Did you ever wonder how all of those bottles of liquid products you see in the supermarket get filled up to a consistent level in such high volumes. Well the Piston Filler is just one of the many types of liquid filling machines out there designed to accomplish that task. One of the qualities of the piston filler is exact dosing of the required volume of product to bottle.
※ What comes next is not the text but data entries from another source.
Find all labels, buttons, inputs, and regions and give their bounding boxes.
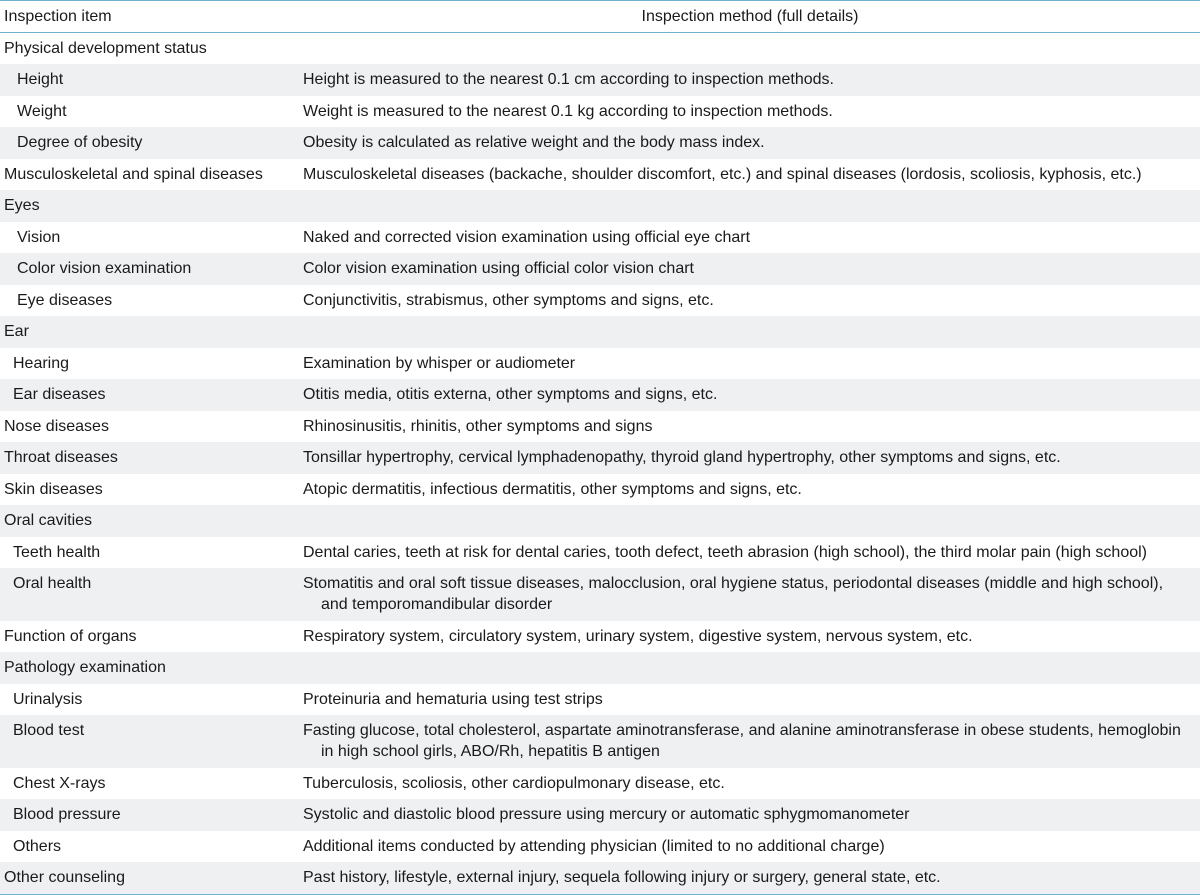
method-oral-health <box>300 568 1200 621</box>
method-blood-test <box>300 715 1200 768</box>
table-row-physical-development <box>0 33 1200 65</box>
item-blood-test: Blood test <box>0 715 300 768</box>
method-skin: Atopic dermatitis, infectious dermatitis, other symptoms and signs, etc. <box>303 480 802 498</box>
item-teeth-health: Teeth health <box>13 543 101 561</box>
item-other-counseling: Other counseling <box>0 862 300 894</box>
item-hearing: Hearing <box>13 354 70 372</box>
table-row-eye-diseases <box>0 285 1200 316</box>
method-ear <box>300 316 1200 347</box>
table-row-chest-xrays <box>0 768 1200 799</box>
table-row-eyes <box>0 190 1200 221</box>
method-pathology <box>300 652 1200 683</box>
table-row-other-counseling <box>0 862 1200 894</box>
header-inspection-method: Inspection method (full details) <box>300 1 1200 33</box>
table-row-musculoskeletal <box>0 159 1200 190</box>
item-vision: Vision <box>17 228 61 246</box>
item-ear-diseases: Ear diseases <box>0 379 300 410</box>
table-row-urinalysis <box>0 684 1200 715</box>
item-others: Others <box>13 837 62 855</box>
item-oral-health: Oral health <box>0 568 300 621</box>
item-urinalysis: Urinalysis <box>13 690 83 708</box>
method-hearing: Examination by whisper or audiometer <box>303 354 576 372</box>
method-height: Height is measured to the nearest 0.1 cm according to inspection methods. <box>300 64 1200 95</box>
table-row-vision <box>0 222 1200 253</box>
table-row-blood-test <box>0 715 1200 768</box>
table-row-color-vision <box>0 253 1200 284</box>
method-chest-xrays: Tuberculosis, scoliosis, other cardiopulmonary disease, etc. <box>303 774 725 792</box>
method-nose: Rhinosinusitis, rhinitis, other symptoms and signs <box>303 417 653 435</box>
item-throat: Throat diseases <box>0 442 300 473</box>
table-row-obesity <box>0 127 1200 158</box>
item-ear: Ear <box>0 316 300 347</box>
item-nose: Nose diseases <box>4 417 109 435</box>
table-row-nose <box>0 411 1200 442</box>
method-eyes <box>300 190 1200 221</box>
method-teeth-health: Dental caries, teeth at risk for dental caries, tooth defect, teeth abrasion (high school), the third molar pain (high school) <box>303 543 1147 561</box>
header-inspection-item: Inspection item <box>0 1 300 33</box>
item-chest-xrays: Chest X-rays <box>13 774 106 792</box>
method-physical-development <box>300 33 1200 65</box>
table-row-throat <box>0 442 1200 473</box>
item-eyes: Eyes <box>0 190 300 221</box>
method-blood-pressure: Systolic and diastolic blood pressure using mercury or automatic sphygmomanometer <box>300 799 1200 830</box>
method-oral-health-line1: Stomatitis and oral soft tissue diseases, malocclusion, oral hygiene status, periodontal diseases (middle and high school), <box>303 574 1164 592</box>
method-color-vision: Color vision examination using official color vision chart <box>300 253 1200 284</box>
method-other-counseling: Past history, lifestyle, external injury, sequela following injury or surgery, general state, etc. <box>300 862 1200 894</box>
table-row-ear <box>0 316 1200 347</box>
method-blood-test-line2: in high school girls, ABO/Rh, hepatitis B antigen <box>321 743 660 761</box>
table-row-oral-health <box>0 568 1200 621</box>
table-row-pathology <box>0 652 1200 683</box>
item-color-vision: Color vision examination <box>0 253 300 284</box>
method-oral-health-line2: and temporomandibular disorder <box>321 595 553 613</box>
table-row-blood-pressure <box>0 799 1200 830</box>
method-musculoskeletal: Musculoskeletal diseases (backache, shoulder discomfort, etc.) and spinal diseases (lordosis, scoliosis, kyphosis, etc.) <box>303 165 1142 183</box>
table-row-skin <box>0 474 1200 505</box>
header-row <box>0 1 1200 33</box>
item-pathology: Pathology examination <box>0 652 300 683</box>
item-weight: Weight <box>17 102 67 120</box>
table-row-others <box>0 831 1200 862</box>
item-height: Height <box>0 64 300 95</box>
table-row-teeth-health <box>0 537 1200 568</box>
method-urinalysis: Proteinuria and hematuria using test strips <box>303 690 603 708</box>
method-weight: Weight is measured to the nearest 0.1 kg according to inspection methods. <box>303 102 833 120</box>
table-row-height <box>0 64 1200 95</box>
method-obesity: Obesity is calculated as relative weight and the body mass index. <box>300 127 1200 158</box>
item-musculoskeletal: Musculoskeletal and spinal diseases <box>4 165 263 183</box>
method-eye-diseases: Conjunctivitis, strabismus, other symptoms and signs, etc. <box>303 291 714 309</box>
method-function-of-organs: Respiratory system, circulatory system, urinary system, digestive system, nervous system, etc. <box>303 627 973 645</box>
item-obesity: Degree of obesity <box>0 127 300 158</box>
item-physical-development: Physical development status <box>4 40 207 57</box>
item-oral-cavities: Oral cavities <box>0 505 300 536</box>
method-blood-test-line1: Fasting glucose, total cholesterol, aspartate aminotransferase, and alanine aminotransferase in obese students, hemoglobin <box>303 722 1181 740</box>
item-blood-pressure: Blood pressure <box>0 799 300 830</box>
table-row-function-of-organs <box>0 621 1200 652</box>
method-throat: Tonsillar hypertrophy, cervical lymphadenopathy, thyroid gland hypertrophy, other symptoms and signs, etc. <box>300 442 1200 473</box>
item-function-of-organs: Function of organs <box>4 627 137 645</box>
method-oral-cavities <box>300 505 1200 536</box>
method-others: Additional items conducted by attending physician (limited to no additional charge) <box>303 837 885 855</box>
table-row-weight <box>0 96 1200 127</box>
table-row-oral-cavities <box>0 505 1200 536</box>
table-row-ear-diseases <box>0 379 1200 410</box>
method-ear-diseases: Otitis media, otitis externa, other symptoms and signs, etc. <box>300 379 1200 410</box>
item-eye-diseases: Eye diseases <box>17 291 113 309</box>
method-vision: Naked and corrected vision examination using official eye chart <box>303 228 751 246</box>
item-skin: Skin diseases <box>4 480 103 498</box>
table-row-hearing <box>0 348 1200 379</box>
The machine you see above is a 12 head ganged piston filler made by ELF now E Pack. It has 12 nozzles on it to fill 12 bottles simultaneously when they are stopped momentarily on an indexing conveyor. In the back are 12 pistons or hollow cylinders which through a series of valves suck in a volume of material equal to the volume of the bottle as the piston is withdrawn from the chamber. It works just like when one charges a syringe with medication. Once the bottles are in place the suction valves close and the discharge valves open. The nozzle tubes are then lowered until the tips almost touch the bottom of the bottle and then the fill cycle is started. The pistons are all pushed in simultaneously just as if one was injecting drugs with a syringe. They are all made to move in a slow steady manner as they discharge product into the bottle. To prevent splashing the nozzle tips are raised at a rate that keeps them just above the product level inside the bottle until the fill cycle has been completed. This is commonly referred to as a bottom up fill. The fill cycle described above is also known as a volumetric fill because the target to be matched is the volume of empty space in the container. These machines are kind of slow compared to some other fillers because the pistons must charge and then discharge. That means two motions to achieve one result.

On real high volume applications they use high speed rotary fillers these machines can fill containers very fast because the fill nozzles move right along with the containers at the same speed as the conveyor, but you have to have real high volumes for production because these systems cost millions of dollars to set up properly.